Il y a tant de générosité et tant de dévouement ici. Tous ces jeunes qui après le lycée trouvent la force de venir aider les plus petits au petit local de cette asociation sans moyen. Il y a tant de force chez vous marocains, jamais vous ne vous plaignez, jamais vous ne semblez avoir soif, jamais vous ne semblez avoir faim, jamais vus ne semblez en avoir assez. L'éternel recommencement qu'implique le jour suivant est acceuillit avec résignation et détermination.
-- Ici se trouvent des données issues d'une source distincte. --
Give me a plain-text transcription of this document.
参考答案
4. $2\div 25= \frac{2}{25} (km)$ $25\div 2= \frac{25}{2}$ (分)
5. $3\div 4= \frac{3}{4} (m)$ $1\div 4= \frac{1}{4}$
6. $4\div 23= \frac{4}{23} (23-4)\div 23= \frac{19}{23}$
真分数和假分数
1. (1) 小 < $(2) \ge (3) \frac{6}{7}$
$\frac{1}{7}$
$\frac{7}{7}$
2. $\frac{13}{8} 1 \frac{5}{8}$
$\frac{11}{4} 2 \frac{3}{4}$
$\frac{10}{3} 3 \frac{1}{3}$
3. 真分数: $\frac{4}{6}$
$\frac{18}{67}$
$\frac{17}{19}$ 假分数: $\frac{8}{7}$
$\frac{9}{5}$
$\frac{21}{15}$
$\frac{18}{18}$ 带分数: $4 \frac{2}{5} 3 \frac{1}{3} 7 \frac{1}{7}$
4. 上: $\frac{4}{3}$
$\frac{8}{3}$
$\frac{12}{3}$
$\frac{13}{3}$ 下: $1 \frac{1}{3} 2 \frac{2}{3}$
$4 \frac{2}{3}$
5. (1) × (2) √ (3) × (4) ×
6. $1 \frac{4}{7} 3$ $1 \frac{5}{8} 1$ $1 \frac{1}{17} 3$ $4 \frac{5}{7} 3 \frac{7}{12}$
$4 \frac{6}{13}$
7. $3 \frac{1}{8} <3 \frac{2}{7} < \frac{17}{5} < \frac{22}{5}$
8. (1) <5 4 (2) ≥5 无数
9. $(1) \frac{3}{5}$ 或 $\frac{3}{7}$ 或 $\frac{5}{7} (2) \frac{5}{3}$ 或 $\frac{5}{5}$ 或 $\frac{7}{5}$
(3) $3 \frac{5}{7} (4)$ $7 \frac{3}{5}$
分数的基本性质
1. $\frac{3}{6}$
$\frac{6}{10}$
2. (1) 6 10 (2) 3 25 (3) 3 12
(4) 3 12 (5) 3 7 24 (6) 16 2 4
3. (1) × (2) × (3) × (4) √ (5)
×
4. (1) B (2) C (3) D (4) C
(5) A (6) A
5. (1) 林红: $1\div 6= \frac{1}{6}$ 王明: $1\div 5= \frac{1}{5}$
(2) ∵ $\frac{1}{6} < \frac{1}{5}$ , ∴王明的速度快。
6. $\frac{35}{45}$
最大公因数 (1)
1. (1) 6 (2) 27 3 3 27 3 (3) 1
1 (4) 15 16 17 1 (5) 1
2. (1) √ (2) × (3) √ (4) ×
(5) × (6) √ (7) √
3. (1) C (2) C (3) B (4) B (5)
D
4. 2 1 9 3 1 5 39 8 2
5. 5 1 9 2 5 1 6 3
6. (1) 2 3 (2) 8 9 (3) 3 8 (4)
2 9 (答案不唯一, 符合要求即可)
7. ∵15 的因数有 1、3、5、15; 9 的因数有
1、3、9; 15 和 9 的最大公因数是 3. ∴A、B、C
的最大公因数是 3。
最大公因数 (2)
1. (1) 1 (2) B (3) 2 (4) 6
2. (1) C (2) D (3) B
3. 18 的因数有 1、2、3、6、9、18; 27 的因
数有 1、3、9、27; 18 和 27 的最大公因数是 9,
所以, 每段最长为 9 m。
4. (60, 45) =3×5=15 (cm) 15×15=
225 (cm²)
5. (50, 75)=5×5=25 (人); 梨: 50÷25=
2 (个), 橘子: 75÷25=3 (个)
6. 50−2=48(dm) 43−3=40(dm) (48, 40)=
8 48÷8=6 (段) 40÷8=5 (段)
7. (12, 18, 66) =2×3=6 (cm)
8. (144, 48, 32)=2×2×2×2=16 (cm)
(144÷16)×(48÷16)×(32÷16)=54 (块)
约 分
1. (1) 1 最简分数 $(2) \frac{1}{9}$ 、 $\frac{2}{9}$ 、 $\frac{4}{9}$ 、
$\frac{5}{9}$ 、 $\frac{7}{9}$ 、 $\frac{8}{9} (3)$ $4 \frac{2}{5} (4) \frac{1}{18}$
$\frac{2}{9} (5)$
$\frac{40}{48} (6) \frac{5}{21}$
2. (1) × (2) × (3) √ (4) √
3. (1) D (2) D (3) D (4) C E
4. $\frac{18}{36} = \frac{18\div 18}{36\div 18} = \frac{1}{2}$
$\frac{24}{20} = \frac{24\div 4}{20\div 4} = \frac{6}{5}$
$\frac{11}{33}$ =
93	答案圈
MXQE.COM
Puis à mon dernier jour, nous partons voir le Caïd de Fes-el-Jedid pour fomer un groupe officiel afin de recevoir le roi et le sensibiliser en quelques secondes au travail de l'association. Groupés non loin du palais royal, entouré des officiels  militaires et civils, nous attendons le roi du Maroc. A la vue de la banderolle, la grande voiture noire s'immobilise. Une horde de gardes du corps bondit de toutes parts, les marocains trépignent, sautent sur place. Ils aiment leur roi. L'homme vénéré sort de sa voiture, il est vêtu comme n'importe quel marocain de la rue, d'une jellabah noire à capuche pointue. Lorsqu'il me serre la main, Mohammed VI me regarde avec un certain étonnement, l'air de se dire "mais qu'est ce qu'il fais là ce grand blanc bec ??".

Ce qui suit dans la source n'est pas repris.